Mildred. La chiamiamo così perché questo è il suo nome. Non vuole pseudonimi, non vuole nascondersi. Quando le chiedo se possiamo scrivere di lei, dice di essere orgogliosa e di essere felice di poter raccontare come la nostra comunità le “ha curato il cuore”. L’umiltà le impedisce di vedere che c’è del vero anche nel contrario.
Ha una figlia ed una splendida nipotina. E una storia molto dolorosa. Sguardo sveglio, animo generoso e una forza di volontà impareggiabile.
Mildred è straniera, viene da quel lontano Sud America. L’incontro con lei avvenne nell’interminabile coda che tutti i pomeriggi si snodava sul sagrato della nostra chiesa durante il primo lockdown. Era in fila con chi aveva bisogno di cibo. Si accorse della difficoltà dei volontari ad intendere le parole dei suoi compaesani e con discrezione si offrì come interprete. Mildred infatti parla perfettamente tre lingue… chi lo avrebbe immaginato? Sono tante le cose che mi stupiscono di lei e con sorpresa scopro mentre, con naturalezza, mi racconta pezzi della sua vita. In quel momento è iniziata una storia di amicizia.
Ora è una delle nostre volontarie più presenti con il cuore e con le mani.
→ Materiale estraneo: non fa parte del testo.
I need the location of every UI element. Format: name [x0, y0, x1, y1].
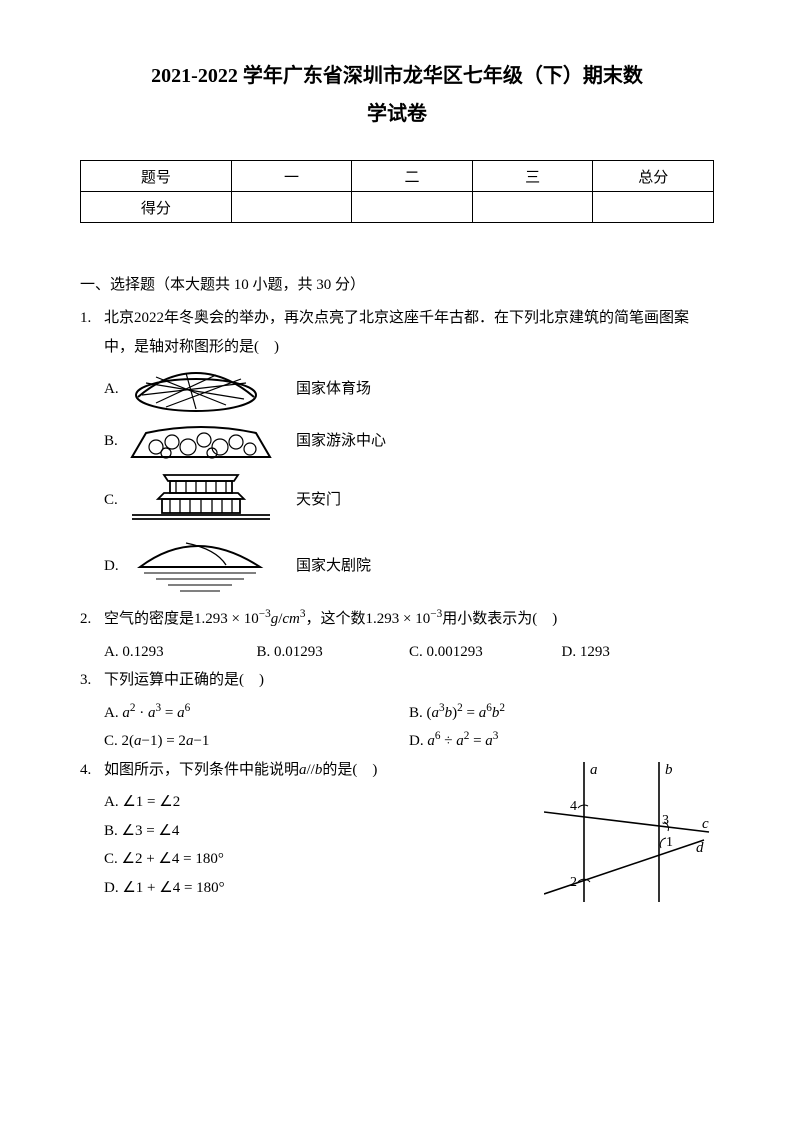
fig-label-4: 4	[570, 799, 577, 814]
q1-optB: B. 国家游泳中心	[104, 417, 714, 465]
q4-text: 如图所示，下列条件中能说明a//b的是( )	[104, 756, 544, 785]
q3-optC: C. 2(a−1) = 2a−1	[104, 727, 409, 756]
score-row: 得分	[81, 192, 714, 223]
fig-label-1: 1	[666, 835, 673, 850]
q1-optA-label: A.	[104, 375, 126, 404]
q1-optC-label: C.	[104, 486, 126, 515]
q4-optD: D. ∠1 + ∠4 = 180°	[104, 874, 544, 903]
q4-optC: C. ∠2 + ∠4 = 180°	[104, 845, 544, 874]
q3-row1: A. a2 · a3 = a6 B. (a3b)2 = a6b2	[104, 699, 714, 728]
q2-optD: D. 1293	[562, 638, 715, 667]
q3: 3. 下列运算中正确的是( )	[80, 666, 714, 695]
q1: 1. 北京2022年冬奥会的举办，再次点亮了北京这座千年古都．在下列北京建筑的简…	[80, 304, 714, 361]
q3-num: 3.	[80, 666, 104, 695]
score-r2	[352, 192, 473, 223]
score-h1: 一	[231, 161, 352, 192]
q2-optC: C. 0.001293	[409, 638, 562, 667]
q1-optD: D. 国家大剧院	[104, 535, 714, 597]
q1-optD-label: D.	[104, 552, 126, 581]
q1-optA-cap: 国家体育场	[296, 375, 371, 404]
score-r0: 得分	[81, 192, 232, 223]
q1-text: 北京2022年冬奥会的举办，再次点亮了北京这座千年古都．在下列北京建筑的简笔画图…	[104, 304, 714, 361]
q1-optD-cap: 国家大剧院	[296, 552, 371, 581]
score-r1	[231, 192, 352, 223]
score-h4: 总分	[593, 161, 714, 192]
q2-num: 2.	[80, 605, 104, 634]
q4-optA: A. ∠1 = ∠2	[104, 788, 544, 817]
q1-optB-label: B.	[104, 427, 126, 456]
fig-label-c: c	[702, 816, 709, 832]
q3-optB: B. (a3b)2 = a6b2	[409, 699, 714, 728]
stadium-icon	[126, 365, 276, 413]
q1-num: 1.	[80, 304, 104, 333]
score-h3: 三	[472, 161, 593, 192]
score-r3	[472, 192, 593, 223]
score-header-row: 题号 一 二 三 总分	[81, 161, 714, 192]
score-h2: 二	[352, 161, 473, 192]
page-title-line2: 学试卷	[80, 98, 714, 130]
section-1-heading: 一、选择题（本大题共 10 小题，共 30 分）	[80, 273, 714, 294]
q1-optB-cap: 国家游泳中心	[296, 427, 386, 456]
q3-text: 下列运算中正确的是( )	[104, 666, 714, 695]
aquatics-icon	[126, 417, 276, 465]
fig-label-d: d	[696, 840, 704, 856]
fig-label-b: b	[665, 762, 673, 778]
fig-label-2: 2	[570, 875, 577, 890]
q2-options: A. 0.1293 B. 0.01293 C. 0.001293 D. 1293	[104, 638, 714, 667]
q3-row2: C. 2(a−1) = 2a−1 D. a6 ÷ a2 = a3	[104, 727, 714, 756]
q2-text: 空气的密度是1.293 × 10−3g/cm3，这个数1.293 × 10−3用…	[104, 605, 714, 634]
q2-optA: A. 0.1293	[104, 638, 257, 667]
q4-num: 4.	[80, 756, 104, 785]
q2-optB: B. 0.01293	[257, 638, 410, 667]
score-r4	[593, 192, 714, 223]
q4: 4. 如图所示，下列条件中能说明a//b的是( ) A. ∠1 = ∠2 B. …	[80, 756, 714, 912]
score-table: 题号 一 二 三 总分 得分	[80, 160, 714, 223]
fig-label-a: a	[590, 762, 598, 778]
q3-optA: A. a2 · a3 = a6	[104, 699, 409, 728]
q1-optA: A. 国家体育场	[104, 365, 714, 413]
q3-optD: D. a6 ÷ a2 = a3	[409, 727, 714, 756]
q1-optC: C. 天安门	[104, 469, 714, 531]
page-title-line1: 2021-2022 学年广东省深圳市龙华区七年级（下）期末数	[80, 60, 714, 92]
q4-figure: a b c d 4 3 1 2	[544, 762, 714, 912]
q2: 2. 空气的密度是1.293 × 10−3g/cm3，这个数1.293 × 10…	[80, 605, 714, 634]
q4-optB: B. ∠3 = ∠4	[104, 817, 544, 846]
q1-optC-cap: 天安门	[296, 486, 341, 515]
tiananmen-icon	[126, 469, 276, 531]
score-h0: 题号	[81, 161, 232, 192]
theatre-icon	[126, 535, 276, 597]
Dall’ascolto di chi è in difficoltà, all’organizzazione degli ambienti e degli alimenti che vengono distribuiti, a divertenti ripetizioni di spagnolo per ragazzi delle superiori. Se ha del tempo lo dona con gioia e se la ringrazi ti guarda con occhi che, stupiti, replicano “è giusto così”. È riuscita, poi, a coinvolgere altri suoi amici che sono sempre pronti per i lavori più pesanti.
E ogni volta ha un gesto di cura e attenzione anche per i suoi “colleghi-volontari”, come una calda e “banale” tisana nei freddi pomeriggi della distribuzione… che, però, banale non è. Gesto, infatti, naturale e scontato per lei; gesto che a me parla di una vera fratellanza, dove non c’è distinzione tra chi dà e chi prende, tra chi è italiano e chi viene da terre lontane (e per questo motivo immaginiamo sempre in una situazione svantaggiata), ma che dice di fratelli che si scambiano bene.
Un anno fa era solo una straniera in fila con altri stranieri.
Da straniera a sorella.
Katia Sciarra

Francesco

C’è una motivazione per allargare il cuore in modo che non escluda lo straniero, e la si può trovare già nei testi più antichi della Bibbia. È dovuta al costante ricordo del popolo ebraico di aver vissuto come straniero in Egitto:
«Non molesterai il forestiero né l’opprimerai, perché voi siete stati forestieri in terra d’Egitto» (Es 22,20).
«Non opprimerai il forestiero: anche voi conoscete la vita del forestiero, perché siete stati forestieri in terra d’Egitto» (Es 23,9).
«Quando un forestiero dimorerà presso di voi nella vostra terra, non lo opprimerete. Il forestiero dimorante fra voi lo tratterete come colui che è nato tra voi; tu l’amerai come te stesso, perché anche voi siete stati forestieri in terra d’Egitto» (Lv 19,33-34).
«Quando vendemmierai la tua vigna, non tornerai indietro a racimolare. Sarà per il forestiero, per l’orfano e per la vedova. Ricordati che sei stato schiavo nella terra d’Egitto» (Dt 24,21-22).
(Fratelli tutti, 61)

Sei un po’ Mildred?

Sei hai bisogno vieni senza vergogna!
E appena puoi… prova a sentirti a casa!

Sei un po’ Gabriele?

Ti potrebbe capitare di scoprire quanto è preziosa la tua competenza!
Pagare una bolletta online, capire cosa c’è scritto su una busta paga, sapere se il tuo datore di lavoro versa i contributi Inps… possono essere operazioni estremamente banali per te, ma per qualcuno sarebbe davvero “manna dal cielo” se tu lo aiutassi a farle!
Potresti essere davvero felice di rendere felice qualcuno!